KUALA LUMPUR: AmInvestment Bank has kept a “buy” on Sunway Bhd with an unchanged fair value of RM3.54 per share, based on a 15% discount to its sum-of-parts (SOP) value of RM4.18 per share and an implied PE of 11 times FY16 forecast.
It believed that Sunway’s long-term prospects were intact and the stock was currently trading at undemanding forward PEs of less than 10 times.
“The risks continue to be the lull in the property development market, but the construction division is expected to step up contributions to the group,” it said.

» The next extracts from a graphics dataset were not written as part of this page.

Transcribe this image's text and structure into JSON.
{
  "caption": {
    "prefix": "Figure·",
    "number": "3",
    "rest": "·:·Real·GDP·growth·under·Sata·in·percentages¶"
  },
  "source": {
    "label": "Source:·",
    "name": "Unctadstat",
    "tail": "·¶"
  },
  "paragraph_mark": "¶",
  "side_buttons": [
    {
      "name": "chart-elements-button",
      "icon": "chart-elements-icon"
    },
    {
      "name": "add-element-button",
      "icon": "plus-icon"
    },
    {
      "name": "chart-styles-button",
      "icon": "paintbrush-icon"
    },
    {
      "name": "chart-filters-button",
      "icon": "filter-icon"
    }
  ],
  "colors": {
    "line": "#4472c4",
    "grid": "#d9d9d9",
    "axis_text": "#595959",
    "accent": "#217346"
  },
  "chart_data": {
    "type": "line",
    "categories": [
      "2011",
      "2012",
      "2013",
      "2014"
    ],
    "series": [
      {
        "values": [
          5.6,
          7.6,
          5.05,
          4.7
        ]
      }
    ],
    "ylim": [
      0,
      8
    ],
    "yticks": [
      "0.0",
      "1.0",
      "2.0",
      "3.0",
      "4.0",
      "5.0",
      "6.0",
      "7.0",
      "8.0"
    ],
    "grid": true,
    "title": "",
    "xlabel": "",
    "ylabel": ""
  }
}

AmInvestment said Sunway posted a first quarter FY16 core net profit of RM104.5mil representing 20% and 19% of the house and consensus full-year forecasts, respectively.

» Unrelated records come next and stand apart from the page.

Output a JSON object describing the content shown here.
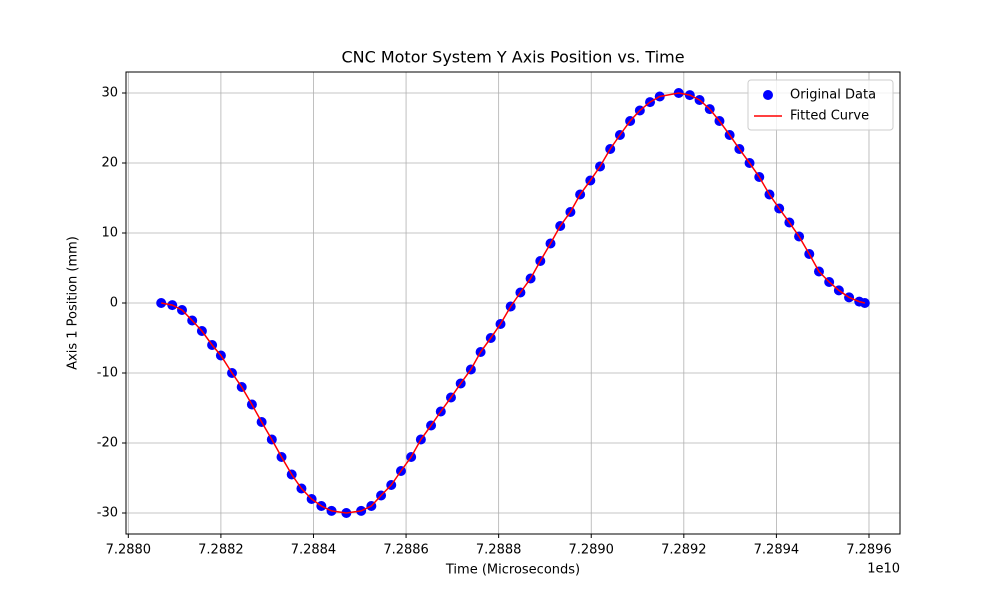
{
  "chart_data": {
    "type": "line",
    "title": "CNC Motor System Y Axis Position vs. Time",
    "x_label": "Time (Microseconds)",
    "y_label": "Axis 1 Position (mm)",
    "x_offset_label": "1e10",
    "grid": true,
    "legend": "upper right",
    "xlim": [
      72879950000,
      72896670000
    ],
    "ylim": [
      -33,
      33
    ],
    "xticks": [
      {
        "value": 72880000000,
        "label": "7.2880"
      },
      {
        "value": 72882000000,
        "label": "7.2882"
      },
      {
        "value": 72884000000,
        "label": "7.2884"
      },
      {
        "value": 72886000000,
        "label": "7.2886"
      },
      {
        "value": 72888000000,
        "label": "7.2888"
      },
      {
        "value": 72890000000,
        "label": "7.2890"
      },
      {
        "value": 72892000000,
        "label": "7.2892"
      },
      {
        "value": 72894000000,
        "label": "7.2894"
      },
      {
        "value": 72896000000,
        "label": "7.2896"
      }
    ],
    "yticks": [
      -30,
      -20,
      -10,
      0,
      10,
      20,
      30
    ],
    "x": [
      72880710000,
      72880950000,
      72881160000,
      72881380000,
      72881590000,
      72881810000,
      72882000000,
      72882240000,
      72882450000,
      72882670000,
      72882880000,
      72883100000,
      72883310000,
      72883530000,
      72883740000,
      72883960000,
      72884170000,
      72884390000,
      72884710000,
      72885030000,
      72885250000,
      72885460000,
      72885680000,
      72885890000,
      72886110000,
      72886320000,
      72886540000,
      72886750000,
      72886970000,
      72887180000,
      72887400000,
      72887610000,
      72887830000,
      72888040000,
      72888260000,
      72888470000,
      72888690000,
      72888900000,
      72889120000,
      72889330000,
      72889550000,
      72889760000,
      72889980000,
      72890190000,
      72890410000,
      72890620000,
      72890840000,
      72891050000,
      72891270000,
      72891480000,
      72891890000,
      72892130000,
      72892340000,
      72892560000,
      72892770000,
      72892990000,
      72893200000,
      72893420000,
      72893630000,
      72893850000,
      72894060000,
      72894280000,
      72894490000,
      72894710000,
      72894920000,
      72895140000,
      72895350000,
      72895570000,
      72895790000,
      72895910000
    ],
    "series": [
      {
        "name": "Original Data",
        "color": "#0000ff",
        "mode": "markers",
        "values": [
          0,
          -0.3,
          -1,
          -2.5,
          -4,
          -6,
          -7.5,
          -10,
          -12,
          -14.5,
          -17,
          -19.5,
          -22,
          -24.5,
          -26.5,
          -28,
          -29,
          -29.7,
          -30,
          -29.7,
          -29,
          -27.5,
          -26,
          -24,
          -22,
          -19.5,
          -17.5,
          -15.5,
          -13.5,
          -11.5,
          -9.5,
          -7,
          -5,
          -3,
          -0.5,
          1.5,
          3.5,
          6,
          8.5,
          11,
          13,
          15.5,
          17.5,
          19.5,
          22,
          24,
          26,
          27.5,
          28.7,
          29.5,
          30,
          29.7,
          29,
          27.7,
          26,
          24,
          22,
          20,
          18,
          15.5,
          13.5,
          11.5,
          9.5,
          7,
          4.5,
          3,
          1.8,
          0.8,
          0.2,
          0
        ]
      },
      {
        "name": "Fitted Curve",
        "color": "#ff0000",
        "mode": "line",
        "values": [
          0,
          -0.3,
          -1,
          -2.5,
          -4,
          -6,
          -7.5,
          -10,
          -12,
          -14.5,
          -17,
          -19.5,
          -22,
          -24.5,
          -26.5,
          -28,
          -29,
          -29.7,
          -30,
          -29.7,
          -29,
          -27.5,
          -26,
          -24,
          -22,
          -19.5,
          -17.5,
          -15.5,
          -13.5,
          -11.5,
          -9.5,
          -7,
          -5,
          -3,
          -0.5,
          1.5,
          3.5,
          6,
          8.5,
          11,
          13,
          15.5,
          17.5,
          19.5,
          22,
          24,
          26,
          27.5,
          28.7,
          29.5,
          30,
          29.7,
          29,
          27.7,
          26,
          24,
          22,
          20,
          18,
          15.5,
          13.5,
          11.5,
          9.5,
          7,
          4.5,
          3,
          1.8,
          0.8,
          0.2,
          0
        ]
      }
    ]
  }
}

“We deem the core earnings and overall operating performance to be within expectations. The bottom line was impacted by higher minority interest, stemming from the listing of the construction division, but boosted by an effective tax rate at 18.4%,” it said, adding that first quarter was traditionally weaker than fourth quarter due to seasonality.

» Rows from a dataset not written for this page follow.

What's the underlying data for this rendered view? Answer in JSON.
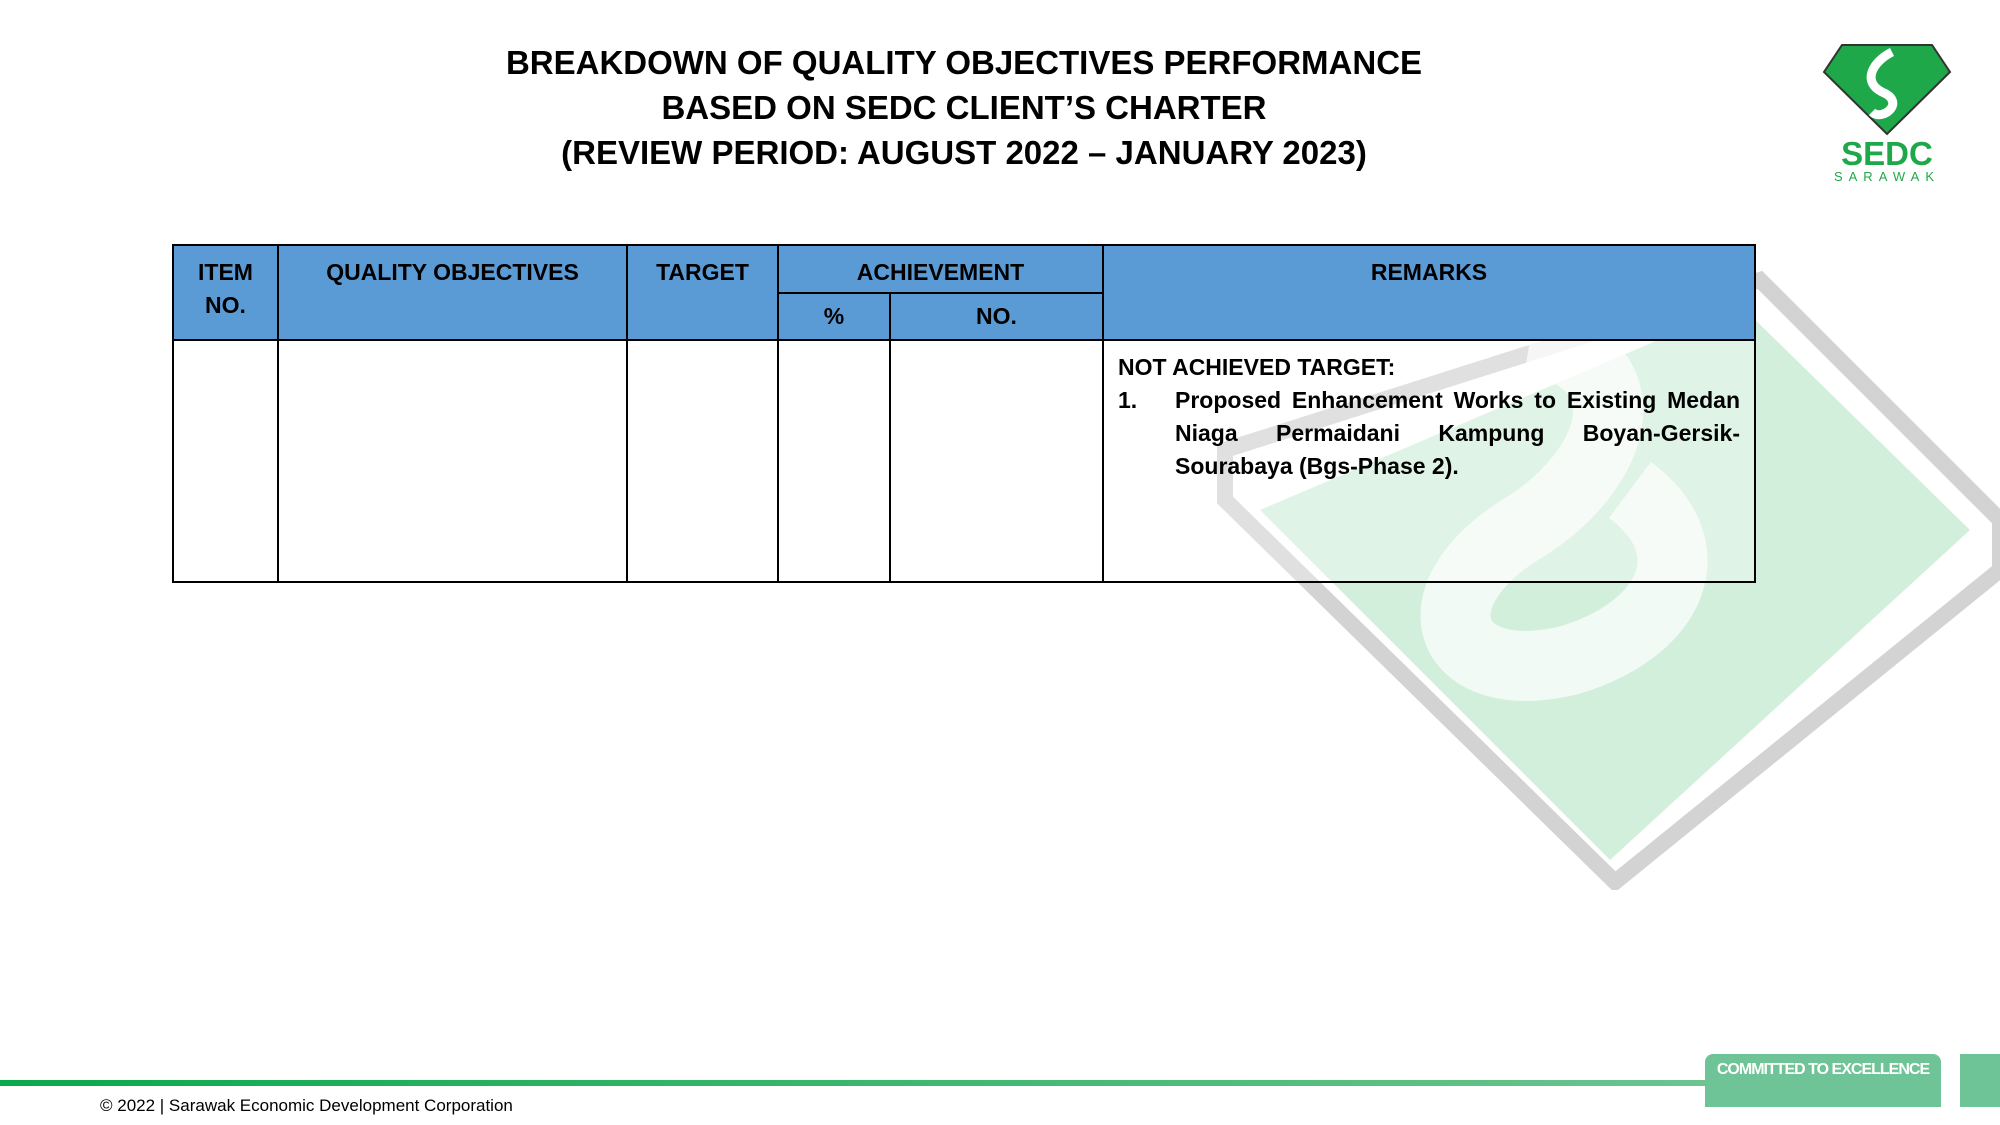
{
  "title": {
    "line1": "BREAKDOWN OF QUALITY OBJECTIVES PERFORMANCE",
    "line2": "BASED ON SEDC CLIENT’S CHARTER",
    "line3": "(REVIEW PERIOD: AUGUST 2022 – JANUARY 2023)"
  },
  "logo": {
    "name": "SEDC",
    "sub": "SARAWAK",
    "color": "#1fa84a"
  },
  "table": {
    "headers": {
      "item": "ITEM NO.",
      "objectives": "QUALITY OBJECTIVES",
      "target": "TARGET",
      "achievement": "ACHIEVEMENT",
      "percent": "%",
      "no": "NO.",
      "remarks": "REMARKS"
    },
    "header_color": "#5b9bd5",
    "row": {
      "item": "",
      "objectives": "",
      "target": "",
      "percent": "",
      "no": "",
      "remarks": {
        "heading": "NOT ACHIEVED TARGET:",
        "items": [
          {
            "num": "1.",
            "text": "Proposed Enhancement Works to Existing Medan Niaga Permaidani Kampung Boyan-Gersik-Sourabaya (Bgs-Phase 2)."
          }
        ]
      }
    }
  },
  "footer": {
    "copyright": "© 2022 | Sarawak Economic Development Corporation",
    "badge": "COMMITTED TO EXCELLENCE",
    "accent": "#6fc497"
  }
}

It noted that the continuing slowdown in property development registered sales of only RM263mil as of end-March 2016 while unbilled sales amounted to RM2bil. It is targeting to launch RM1.6bil worth of projects this year. Property sales could rise to RM1.4bil from FY15’s RM1.2bil.
“Year-to-date, the construction division has secured RM2bil worth of internal and external projects, including the 60-month RM1.2bil MRT viaduct Package V201 (Sg Buloh –Persiaran Dagang line). As at end-March, the outstanding order book totalled RM5.02bil.
“The construction division registered better-than-expected margins to offset the shortfall in revenue. However, we expect bookings to pick up in the coming quarters as progress of the major projects gather pace,” AmInvestment said.